Entre o nosso edifício e o de Julot há um jardim cheio de flores alegres. Julot aparece na janela, uma lousa na mão, sobre a qual escreve com giz: “VIVA”. Uma hora depois, o enfermeiro me traz uma carta de Julot. Ele me escreveu: “Estou procurando dar um pulo à sua sala. Se fracassar, tentem vir à minha. O motivo é que vocês têm inimigos na sua sala. Como é, estão internados? Ânimo, dará tudo certo”. O incidente da Central de Beaulieu, onde sofremos juntos, ligou-nos muito um ao outro. Julot era o especialista do bastão de madeira e por isso foi apelidado de “homem do martelo”. Ele chegava num carro diante de uma joalheria, em pleno dia, no momento em que as mais belas jóias estavam em exposição nos seus estojos. O carro, guiado por um outro, parava, deixando o motor ligado. Julot descia rapidamente, munido de um grosso bastão de madeira, punha abaixo a vitrina com um só golpe, apanhava a maior quantidade possível de estojos e voltava ao carro, que disparava a toda velocidade. Depois de ter sido bem sucedido em Lyon, Angers, Tours, Le Havre, deu o golpe numa grande joalheria de Paris, às 3 da tarde, levando quase 1 milhão em jóias. Nunca me contou por que e como foi identificado. Foi condenado a vinte anos e se evadiu ao fim de quatro. E foi ao regressar a Paris, conforme nos contou, que de novo o prenderam: estava atrás de seu receptador, para assassiná-lo, porque este não entregou à sua irmã uma grande soma de dinheiro que lhe devia. O receptor o viu vagando na rua onde morava, e avisou a polícia. Julot acabou em cana e regressou ao degredo conosco.
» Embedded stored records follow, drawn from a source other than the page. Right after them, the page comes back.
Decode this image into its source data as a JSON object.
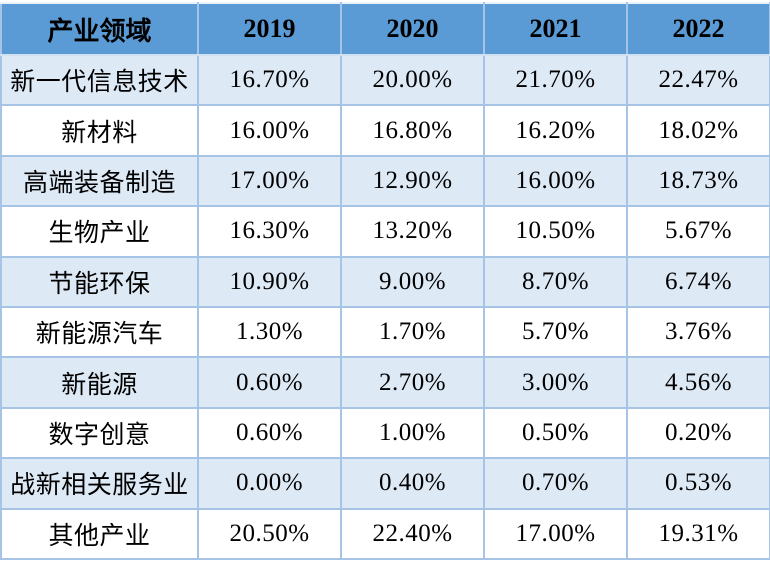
{
  "colors": {
    "header_bg": "#5b9bd5",
    "row_alt_bg": "#dee9f6",
    "row_bg": "#ffffff",
    "border": "#a6c5e6",
    "text": "#000000"
  },
  "table": {
    "header": [
      "产业领域",
      "2019",
      "2020",
      "2021",
      "2022"
    ],
    "rows": [
      {
        "cells": [
          "新一代信息技术",
          "16.70%",
          "20.00%",
          "21.70%",
          "22.47%"
        ]
      },
      {
        "cells": [
          "新材料",
          "16.00%",
          "16.80%",
          "16.20%",
          "18.02%"
        ]
      },
      {
        "cells": [
          "高端装备制造",
          "17.00%",
          "12.90%",
          "16.00%",
          "18.73%"
        ]
      },
      {
        "cells": [
          "生物产业",
          "16.30%",
          "13.20%",
          "10.50%",
          "5.67%"
        ]
      },
      {
        "cells": [
          "节能环保",
          "10.90%",
          "9.00%",
          "8.70%",
          "6.74%"
        ]
      },
      {
        "cells": [
          "新能源汽车",
          "1.30%",
          "1.70%",
          "5.70%",
          "3.76%"
        ]
      },
      {
        "cells": [
          "新能源",
          "0.60%",
          "2.70%",
          "3.00%",
          "4.56%"
        ]
      },
      {
        "cells": [
          "数字创意",
          "0.60%",
          "1.00%",
          "0.50%",
          "0.20%"
        ]
      },
      {
        "cells": [
          "战新相关服务业",
          "0.00%",
          "0.40%",
          "0.70%",
          "0.53%"
        ]
      },
      {
        "cells": [
          "其他产业",
          "20.50%",
          "22.40%",
          "17.00%",
          "19.31%"
        ]
      }
    ]
  },
  "chart_data": {
    "type": "table",
    "title": "",
    "columns": [
      "产业领域",
      "2019",
      "2020",
      "2021",
      "2022"
    ],
    "categories": [
      "2019",
      "2020",
      "2021",
      "2022"
    ],
    "series": [
      {
        "name": "新一代信息技术",
        "values": [
          16.7,
          20.0,
          21.7,
          22.47
        ]
      },
      {
        "name": "新材料",
        "values": [
          16.0,
          16.8,
          16.2,
          18.02
        ]
      },
      {
        "name": "高端装备制造",
        "values": [
          17.0,
          12.9,
          16.0,
          18.73
        ]
      },
      {
        "name": "生物产业",
        "values": [
          16.3,
          13.2,
          10.5,
          5.67
        ]
      },
      {
        "name": "节能环保",
        "values": [
          10.9,
          9.0,
          8.7,
          6.74
        ]
      },
      {
        "name": "新能源汽车",
        "values": [
          1.3,
          1.7,
          5.7,
          3.76
        ]
      },
      {
        "name": "新能源",
        "values": [
          0.6,
          2.7,
          3.0,
          4.56
        ]
      },
      {
        "name": "数字创意",
        "values": [
          0.6,
          1.0,
          0.5,
          0.2
        ]
      },
      {
        "name": "战新相关服务业",
        "values": [
          0.0,
          0.4,
          0.7,
          0.53
        ]
      },
      {
        "name": "其他产业",
        "values": [
          20.5,
          22.4,
          17.0,
          19.31
        ]
      }
    ],
    "unit": "%"
  }
}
Já há uma semana que estamos no hospital. Ontem entreguei 200 francos a Chatal, é o preço por semana para nos manter, nós dois, no hospital. Para conquistar amizades, damos fumo a todos que não têm. Um forçado de sessenta anos, um marselhês chamado Carora, se fez muito amigo de Dega. Ele é seu conselheiro. Diz várias vezes por dia que, se tiver muito dinheiro e isso for sabido no povoado (pelos jornais chegados da França, sabe-se dos casos grandes), é melhor que ele não se evada, porque os libertos irão matá-lo para roubar seu canudo. Dega me conta estas conversas com o velho Carora. Sou obrigado a lhe dizer que o velho é certamente um galinha-morta, pois já está aqui há vinte anos, mas ele não me dá atenção. Dega está muito impressionado com a conversa fiada do velho e eu tenho de me esforçar para sustentar seu ânimo e o meu.
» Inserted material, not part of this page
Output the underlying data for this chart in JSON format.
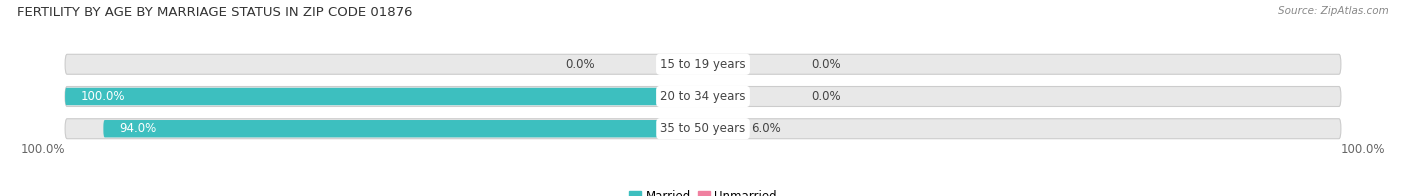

Mandei passar um bilhete a Sierra, para que traga Galgani. A coisa não demora. No dia seguinte, Galgani está no hospital, mas fora das grades. Como fazer para lhe entregar seu canudo? Digo a Chatal que tenho necessidade imperiosa de falar com Galgani, dou a entender que é uma preparação de fuga. Ele me diz que pode trazer Galgani precisamente cinco minutos antes do meio-dia. Na hora da mudança da guarda, ele o fará subir para a varanda e falar comigo na janela, e isso sem cobrar nada. Galgani é trazido à janela ao meio-dia, eu boto o canudo diretamente em suas mãos. Ele introduz o canudo no rabo, em pé, na minha frente, e chora. Dois dias depois, eu recebi uma revista enviada por ele, com cinco notas de 1 000 francos e uma única palavra: “Obrigado”.

Chatal, que me entregou a revista, viu o dinheiro. Ele não me fala nisso, mas eu insisto em lhe oferecer alguma coisa. Ele recusa. Eu lhe digo:

– Nós queremos cair fora. Quer ir conosco?
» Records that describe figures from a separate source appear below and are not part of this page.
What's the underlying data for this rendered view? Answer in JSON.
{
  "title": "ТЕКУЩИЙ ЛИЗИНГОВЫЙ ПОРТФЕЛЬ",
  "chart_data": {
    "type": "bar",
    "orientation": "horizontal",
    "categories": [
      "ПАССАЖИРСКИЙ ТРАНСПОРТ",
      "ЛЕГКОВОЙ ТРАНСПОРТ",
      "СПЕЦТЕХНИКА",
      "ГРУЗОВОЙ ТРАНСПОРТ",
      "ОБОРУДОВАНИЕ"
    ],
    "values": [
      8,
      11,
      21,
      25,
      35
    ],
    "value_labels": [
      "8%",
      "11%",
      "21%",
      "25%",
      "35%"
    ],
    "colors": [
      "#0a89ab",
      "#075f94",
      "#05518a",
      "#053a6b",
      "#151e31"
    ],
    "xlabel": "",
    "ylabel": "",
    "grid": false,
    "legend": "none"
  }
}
– Não, Papillon, tenho outro compromisso, só vou tentar a evasão dentro de cinco meses, quando meu parceiro estiver libertado. A fuga vai ser mais bem preparada e será mais segura. Você, como está internado, compreendo que esteja com pressa, mas sair daqui, com estas grades, vai ser duro. Não conte comigo para lhe dar uma mão, não quero arriscar meu lugar. Aqui, espero que meu amigo saia.